Tuesday, October 22, 2013 3:56:55 PM
In order to help evaluate the utility of long, unbiased sequence reads for characterizing structural variation in the human genome using our recently released P5-C3 scaffolding sequencing chemistry, we have collected 10x long-read, shotgun coverage of a human genome sample. The human genome harbors many structural variations, including variable number tandem repeats, deletions, insertions, inversions, and repetitive mobile elements, which are often difficult to resolve using short-read technologies. We hope this data set will be of value to the bioinformatic and scientific community studying various forms of structural variation across the human genome. To access it, simply send us an email and you will receive instructions for downloading the data set.

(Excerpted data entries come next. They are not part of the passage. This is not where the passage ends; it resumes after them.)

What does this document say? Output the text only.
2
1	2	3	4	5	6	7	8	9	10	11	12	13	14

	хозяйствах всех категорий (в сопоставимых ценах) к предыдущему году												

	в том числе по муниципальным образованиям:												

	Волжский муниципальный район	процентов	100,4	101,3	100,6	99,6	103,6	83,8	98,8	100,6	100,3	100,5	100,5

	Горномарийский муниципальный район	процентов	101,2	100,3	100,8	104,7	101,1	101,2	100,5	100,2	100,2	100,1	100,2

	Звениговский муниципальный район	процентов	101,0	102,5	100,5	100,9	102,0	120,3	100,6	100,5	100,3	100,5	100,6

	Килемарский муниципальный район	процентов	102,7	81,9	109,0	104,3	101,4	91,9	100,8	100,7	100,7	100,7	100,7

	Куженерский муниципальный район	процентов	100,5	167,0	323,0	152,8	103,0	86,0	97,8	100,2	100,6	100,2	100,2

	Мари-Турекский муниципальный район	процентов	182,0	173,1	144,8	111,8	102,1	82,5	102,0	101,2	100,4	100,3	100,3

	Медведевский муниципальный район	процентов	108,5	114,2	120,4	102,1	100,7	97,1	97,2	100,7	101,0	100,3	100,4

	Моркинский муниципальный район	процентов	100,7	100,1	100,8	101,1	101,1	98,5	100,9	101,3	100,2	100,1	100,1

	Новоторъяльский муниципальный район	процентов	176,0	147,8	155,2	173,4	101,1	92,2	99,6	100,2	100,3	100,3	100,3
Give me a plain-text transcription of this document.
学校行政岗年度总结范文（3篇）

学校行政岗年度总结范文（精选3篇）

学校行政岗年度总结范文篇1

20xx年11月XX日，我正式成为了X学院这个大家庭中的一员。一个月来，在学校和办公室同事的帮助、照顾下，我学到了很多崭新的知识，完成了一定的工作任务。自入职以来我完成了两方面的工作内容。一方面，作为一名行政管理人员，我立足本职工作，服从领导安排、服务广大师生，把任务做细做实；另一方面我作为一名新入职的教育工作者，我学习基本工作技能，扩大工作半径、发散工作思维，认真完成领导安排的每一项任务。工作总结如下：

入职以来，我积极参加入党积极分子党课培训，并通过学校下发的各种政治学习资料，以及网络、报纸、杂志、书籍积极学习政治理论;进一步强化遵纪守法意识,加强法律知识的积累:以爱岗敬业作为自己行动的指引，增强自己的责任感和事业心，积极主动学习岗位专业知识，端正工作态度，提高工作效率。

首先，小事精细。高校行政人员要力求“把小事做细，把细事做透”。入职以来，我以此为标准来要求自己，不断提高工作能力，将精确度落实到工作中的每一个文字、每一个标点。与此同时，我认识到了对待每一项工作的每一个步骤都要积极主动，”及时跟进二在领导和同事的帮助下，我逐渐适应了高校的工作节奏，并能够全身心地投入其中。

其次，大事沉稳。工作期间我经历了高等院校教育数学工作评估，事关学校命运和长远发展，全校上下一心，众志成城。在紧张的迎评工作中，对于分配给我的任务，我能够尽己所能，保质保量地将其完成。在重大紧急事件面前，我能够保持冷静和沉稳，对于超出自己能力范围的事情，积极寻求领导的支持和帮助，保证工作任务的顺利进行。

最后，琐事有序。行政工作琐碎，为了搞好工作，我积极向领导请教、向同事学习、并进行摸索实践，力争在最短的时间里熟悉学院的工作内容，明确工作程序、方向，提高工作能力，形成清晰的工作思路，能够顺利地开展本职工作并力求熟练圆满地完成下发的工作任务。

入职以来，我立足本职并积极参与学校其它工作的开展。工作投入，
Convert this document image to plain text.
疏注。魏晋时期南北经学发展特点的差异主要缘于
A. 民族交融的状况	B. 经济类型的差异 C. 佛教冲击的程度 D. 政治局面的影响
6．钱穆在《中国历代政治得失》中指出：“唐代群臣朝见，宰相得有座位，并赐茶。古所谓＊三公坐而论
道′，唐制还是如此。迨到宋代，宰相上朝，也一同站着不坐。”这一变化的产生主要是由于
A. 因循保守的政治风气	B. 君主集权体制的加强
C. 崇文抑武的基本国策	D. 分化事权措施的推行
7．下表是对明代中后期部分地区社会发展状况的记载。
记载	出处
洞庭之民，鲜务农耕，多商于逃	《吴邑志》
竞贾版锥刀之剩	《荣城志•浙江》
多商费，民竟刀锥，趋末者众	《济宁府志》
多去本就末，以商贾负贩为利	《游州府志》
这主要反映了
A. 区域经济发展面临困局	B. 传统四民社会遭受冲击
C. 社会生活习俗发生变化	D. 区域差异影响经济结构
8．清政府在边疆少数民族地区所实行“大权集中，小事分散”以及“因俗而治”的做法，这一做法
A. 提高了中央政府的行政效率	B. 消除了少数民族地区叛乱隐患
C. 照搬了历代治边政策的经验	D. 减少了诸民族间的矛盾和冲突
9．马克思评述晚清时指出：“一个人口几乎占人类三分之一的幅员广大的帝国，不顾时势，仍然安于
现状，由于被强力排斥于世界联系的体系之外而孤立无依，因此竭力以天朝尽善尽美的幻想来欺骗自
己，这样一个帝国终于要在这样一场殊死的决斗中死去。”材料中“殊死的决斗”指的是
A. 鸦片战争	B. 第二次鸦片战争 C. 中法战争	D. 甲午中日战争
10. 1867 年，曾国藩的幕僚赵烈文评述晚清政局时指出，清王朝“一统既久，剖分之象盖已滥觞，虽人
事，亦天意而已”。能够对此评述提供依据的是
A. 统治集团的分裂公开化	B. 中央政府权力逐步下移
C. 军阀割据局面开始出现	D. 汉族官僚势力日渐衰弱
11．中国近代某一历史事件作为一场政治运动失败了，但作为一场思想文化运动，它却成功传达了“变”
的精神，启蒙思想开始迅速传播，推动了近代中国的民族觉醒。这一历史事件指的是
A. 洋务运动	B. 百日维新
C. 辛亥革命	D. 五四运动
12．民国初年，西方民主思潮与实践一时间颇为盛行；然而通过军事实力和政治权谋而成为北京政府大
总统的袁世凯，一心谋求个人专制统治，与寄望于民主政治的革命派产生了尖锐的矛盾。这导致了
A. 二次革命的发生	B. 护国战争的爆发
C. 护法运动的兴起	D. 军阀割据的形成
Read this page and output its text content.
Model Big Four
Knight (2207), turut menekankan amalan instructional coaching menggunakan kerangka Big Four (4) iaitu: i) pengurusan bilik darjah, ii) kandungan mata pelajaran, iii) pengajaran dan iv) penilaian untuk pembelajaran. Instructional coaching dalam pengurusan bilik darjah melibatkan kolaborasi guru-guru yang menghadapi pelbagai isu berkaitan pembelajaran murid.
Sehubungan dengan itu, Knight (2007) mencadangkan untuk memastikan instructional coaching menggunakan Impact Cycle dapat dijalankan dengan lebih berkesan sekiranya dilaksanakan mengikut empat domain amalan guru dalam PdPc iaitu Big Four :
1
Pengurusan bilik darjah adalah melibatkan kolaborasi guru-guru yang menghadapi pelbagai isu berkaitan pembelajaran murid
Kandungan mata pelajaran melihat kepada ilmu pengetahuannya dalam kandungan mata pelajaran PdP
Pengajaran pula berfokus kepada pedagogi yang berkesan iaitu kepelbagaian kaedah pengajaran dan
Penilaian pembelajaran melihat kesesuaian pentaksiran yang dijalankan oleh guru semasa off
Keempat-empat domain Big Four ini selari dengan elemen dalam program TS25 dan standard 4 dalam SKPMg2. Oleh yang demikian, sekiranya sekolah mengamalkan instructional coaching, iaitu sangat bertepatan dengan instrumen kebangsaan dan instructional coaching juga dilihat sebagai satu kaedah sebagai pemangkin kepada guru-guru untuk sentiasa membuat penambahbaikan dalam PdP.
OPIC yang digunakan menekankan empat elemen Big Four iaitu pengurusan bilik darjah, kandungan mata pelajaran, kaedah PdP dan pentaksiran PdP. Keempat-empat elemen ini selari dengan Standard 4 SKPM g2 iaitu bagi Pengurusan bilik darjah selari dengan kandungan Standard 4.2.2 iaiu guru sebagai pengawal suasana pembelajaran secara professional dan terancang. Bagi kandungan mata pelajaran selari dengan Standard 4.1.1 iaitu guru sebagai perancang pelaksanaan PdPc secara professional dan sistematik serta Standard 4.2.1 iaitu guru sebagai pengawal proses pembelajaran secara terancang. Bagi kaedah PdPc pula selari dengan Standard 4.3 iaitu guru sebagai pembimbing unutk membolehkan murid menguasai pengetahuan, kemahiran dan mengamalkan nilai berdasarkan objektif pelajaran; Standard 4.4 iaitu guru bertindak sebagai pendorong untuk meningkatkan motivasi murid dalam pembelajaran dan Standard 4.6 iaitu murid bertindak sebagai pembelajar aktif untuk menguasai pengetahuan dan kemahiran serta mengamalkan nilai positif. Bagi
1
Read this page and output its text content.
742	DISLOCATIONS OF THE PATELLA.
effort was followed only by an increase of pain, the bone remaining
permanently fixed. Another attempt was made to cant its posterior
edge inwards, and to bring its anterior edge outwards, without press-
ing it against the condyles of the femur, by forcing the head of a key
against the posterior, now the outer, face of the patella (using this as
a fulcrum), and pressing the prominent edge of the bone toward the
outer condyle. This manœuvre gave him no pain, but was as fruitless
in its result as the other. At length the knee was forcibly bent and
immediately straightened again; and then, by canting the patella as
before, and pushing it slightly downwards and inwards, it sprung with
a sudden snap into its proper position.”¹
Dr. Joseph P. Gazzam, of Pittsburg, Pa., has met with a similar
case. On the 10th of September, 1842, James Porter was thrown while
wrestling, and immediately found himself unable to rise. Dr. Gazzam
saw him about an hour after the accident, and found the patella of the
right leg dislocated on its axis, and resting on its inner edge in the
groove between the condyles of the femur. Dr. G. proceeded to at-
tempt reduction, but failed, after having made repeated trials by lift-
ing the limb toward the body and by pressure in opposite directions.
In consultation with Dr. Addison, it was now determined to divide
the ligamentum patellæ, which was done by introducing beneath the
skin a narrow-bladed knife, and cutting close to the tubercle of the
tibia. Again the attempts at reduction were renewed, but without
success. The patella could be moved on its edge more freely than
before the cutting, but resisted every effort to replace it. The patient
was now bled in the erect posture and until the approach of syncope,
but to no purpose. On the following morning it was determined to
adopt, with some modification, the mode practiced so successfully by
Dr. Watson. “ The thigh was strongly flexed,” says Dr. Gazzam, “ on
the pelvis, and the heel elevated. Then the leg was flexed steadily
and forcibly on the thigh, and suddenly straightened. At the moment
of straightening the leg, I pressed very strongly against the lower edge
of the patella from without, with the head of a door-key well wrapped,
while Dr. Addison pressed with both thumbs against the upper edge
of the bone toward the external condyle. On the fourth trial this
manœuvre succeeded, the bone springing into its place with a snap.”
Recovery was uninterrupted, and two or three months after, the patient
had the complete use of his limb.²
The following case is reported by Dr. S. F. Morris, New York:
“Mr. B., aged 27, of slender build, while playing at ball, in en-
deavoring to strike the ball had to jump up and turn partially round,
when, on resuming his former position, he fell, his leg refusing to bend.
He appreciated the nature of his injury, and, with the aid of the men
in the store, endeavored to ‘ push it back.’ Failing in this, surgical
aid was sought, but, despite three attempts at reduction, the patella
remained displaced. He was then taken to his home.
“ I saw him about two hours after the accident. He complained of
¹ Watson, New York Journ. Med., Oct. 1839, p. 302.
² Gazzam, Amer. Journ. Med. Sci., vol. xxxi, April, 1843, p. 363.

In collaboration with Evan Eichler (Howard Hughes Medical Institute, University of Washington), we sequenced CHM1TERT, a well-studied cell line derived from a complete hydatidiform mole (CHM). A hydatidiform mole is defined as a pregnancy with no embryo and clinically presents in approximately 1 in 1,500 pregnant women in North America. The CHM cells have a diploid genome, typically XX, that is a result of replication of a haploid paternal (sperm) genome. Through the corresponding absence of allelic variation, this sample has been used to generate a haploid reference genome sequence, and many associated resources are available, including physical maps, genotypes (iSCAN), and a large-insert BAC library (CHORI-17). It is also one of the targets for the production of a higher quality “platinum” genome assembly.
We prepared ~20 kb DNA fragment libraries, size-selected with the BluePippin™ system from Sage Science, and sequenced with 3-hour movies using the P5-C3 sequencing chemistry. Some sequencing statistics are listed below:
Total number of reads: 3,679,463
Total number of post-filtered bases: 32,559,803,198
Average read length: 8,849 bp
Half of sequenced bases in reads greater than: 10,985 bp
5% of sequenced DNA inserts longer than: 18,060 bp
Longest DNA insert sequenced: 41,460 bp
PacBio® RS II instrument time for sequencing: 10 days
Number of SMRT® Cells: 66
(see link)
Figure 1. Subread length distribution. A subread is a DNA insert sequenced between two SMRTbell™ hairpin adapters. The solid black line (right y axis) denotes the amount of sequenced bases greater than a given subread length (x axis).
We also mapped the data against the human reference genome (GRCh37) and found generally even coverage across the reference, with numerous examples of structural variations highlighted by the long reads. A mapping coverage summary and a few examples highlighting structural variation are given below.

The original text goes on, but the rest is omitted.